What does “is fragile” mean? The documentation of ManuallyDrop seems to suggest to reorder the fields of a struct to guarantee a certain drop order and not use ManuallyDrop.

1 Like

Technically, the borrowing data structure is also under my control (although located in another crate), and I could find some way to make it so that it does not borrow. Would it be wise to rewrite the code such that it does no longer borrow?

Here is a more detailed description of the actual problem I am trying to solve. The code I am writing is part of my Ph.D. thesis. So, in case this gets too technical and domain-specific, just ignore it. In my project, I use this for a data structure representing a transition in a Markov Decision Process (MDP) augmented with variables (basically a finite automaton where each edge probabilistically ranges over multiple successor states and you can write to global variables when taking a transition). As the MDP results from multiple interacting automata, each transition is composed of multiple edges of different automata. Now, these edges contain additional information, for instance, assignments to global variables. To this end, a Transition stores a boxed array of these edges to have the required information available should the user decide to query the successor states a transition leads to. Transitions are computed by taking the cartesian product over the edges of the automata.

When I say it's fragile, I mean that a later refactor or other changes could change the safety of the code. For example, reordering fields is normally benign, bit may introduce undafety here.

Ok, in that case just document that the field order shouldn't change because it could induce unsafety.

So if I understand you correctly, you are trying to cache a potentially expensive computation by storing references to CompiledEdge, but since they are always borrowed from an Arc it should be possible to get rid of the lifetime parameter. And that's where you were at the start of this thread.

Then this should be fine. But I have two other solutions

  • Another safer option would be to refcount the CompiledEdge, but that may be costly.
  • you can put CompiledEdge into an Arena, and then store the references that gives you.
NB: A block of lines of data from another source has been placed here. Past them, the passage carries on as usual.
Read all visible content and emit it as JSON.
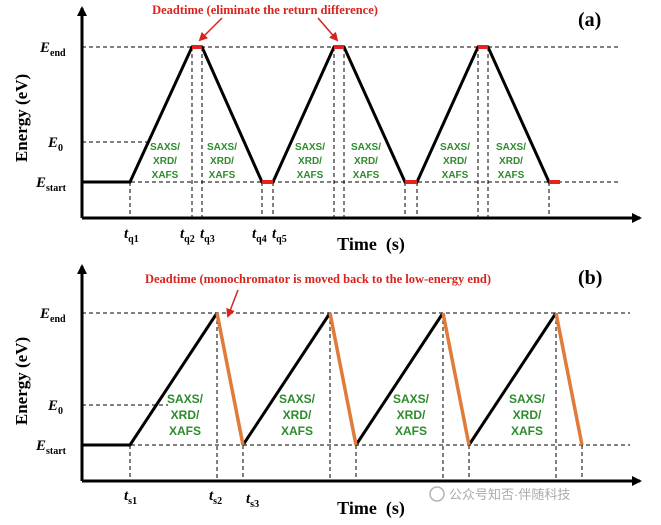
{
  "panel_a": {
    "label": "(a)",
    "deadtime_note": "Deadtime (eliminate the return difference)",
    "y_axis_title": "Energy (eV)",
    "x_axis_title": "Time  (s)",
    "y_labels": {
      "end": {
        "main": "E",
        "sub": "end"
      },
      "e0": {
        "main": "E",
        "sub": "0"
      },
      "start": {
        "main": "E",
        "sub": "start"
      }
    },
    "time_labels": [
      {
        "main": "t",
        "sub": "q1"
      },
      {
        "main": "t",
        "sub": "q2"
      },
      {
        "main": "t",
        "sub": "q3"
      },
      {
        "main": "t",
        "sub": "q4"
      },
      {
        "main": "t",
        "sub": "q5"
      }
    ],
    "segment_label": [
      "SAXS/",
      "XRD/",
      "XAFS"
    ]
  },
  "panel_b": {
    "label": "(b)",
    "deadtime_note": "Deadtime (monochromator is moved back to the low-energy end)",
    "y_axis_title": "Energy (eV)",
    "x_axis_title": "Time  (s)",
    "y_labels": {
      "end": {
        "main": "E",
        "sub": "end"
      },
      "e0": {
        "main": "E",
        "sub": "0"
      },
      "start": {
        "main": "E",
        "sub": "start"
      }
    },
    "time_labels": [
      {
        "main": "t",
        "sub": "s1"
      },
      {
        "main": "t",
        "sub": "s2"
      },
      {
        "main": "t",
        "sub": "s3"
      }
    ],
    "segment_label": [
      "SAXS/",
      "XRD/",
      "XAFS"
    ]
  },
  "watermark": "公众号知否·伴随科技",
  "colors": {
    "line": "#000000",
    "deadtime": "#e8201f",
    "return_ramp": "#e07b39",
    "segment_text": "#2e8b2e",
    "note_text": "#d9231d"
  }
}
But this is a more invasive change. https://crates.io/crates/typed-arena

I will do that. :+1:

Yes, the structs (Transitions) with references to CompiledEdges are actually just intermediate results. Usually, the callee then decides to explore a subset of these structs further. While doing so it has to keep a reference to the owner of the CompiledEdges anyway. Finally, this process yields a struct which does not contain any references anymore. This works really nice for the Rust part of my code but as soon as I want to expose these intermediate results to Python so that Python code can decide which transitions to consider further, I run into these lifetime issues.

As far as I understand, Arena still gives me references which means that I have to use some kind of lifetime parameter. The problem really is that I cannot expose structs with lifetime parameters to Python because the lifetime of Python objects is out of Rust's control. Using an Arc to refcount the CompiledEdges would solve the problem—unfortunately, in my application domain, this would mean cloning several Arcs multiple tens/hundreds of millions of times. :see_no_evil:

I guess I will just leave it like that for now. Thank you very much for your advice and time.

1 Like

Cloning an Arc is just bumping a refcount, so that shouldn't be a problem, but if you need to clone the underlying data that could turn out to be problematic.

2 Likes

A related discussion about using field order to control drop order: Need for controlling drop order of fields - language design - Rust Internals

2 Likes

This topic was automatically closed 90 days after the last reply. We invite you to open a new topic if you have further questions or comments.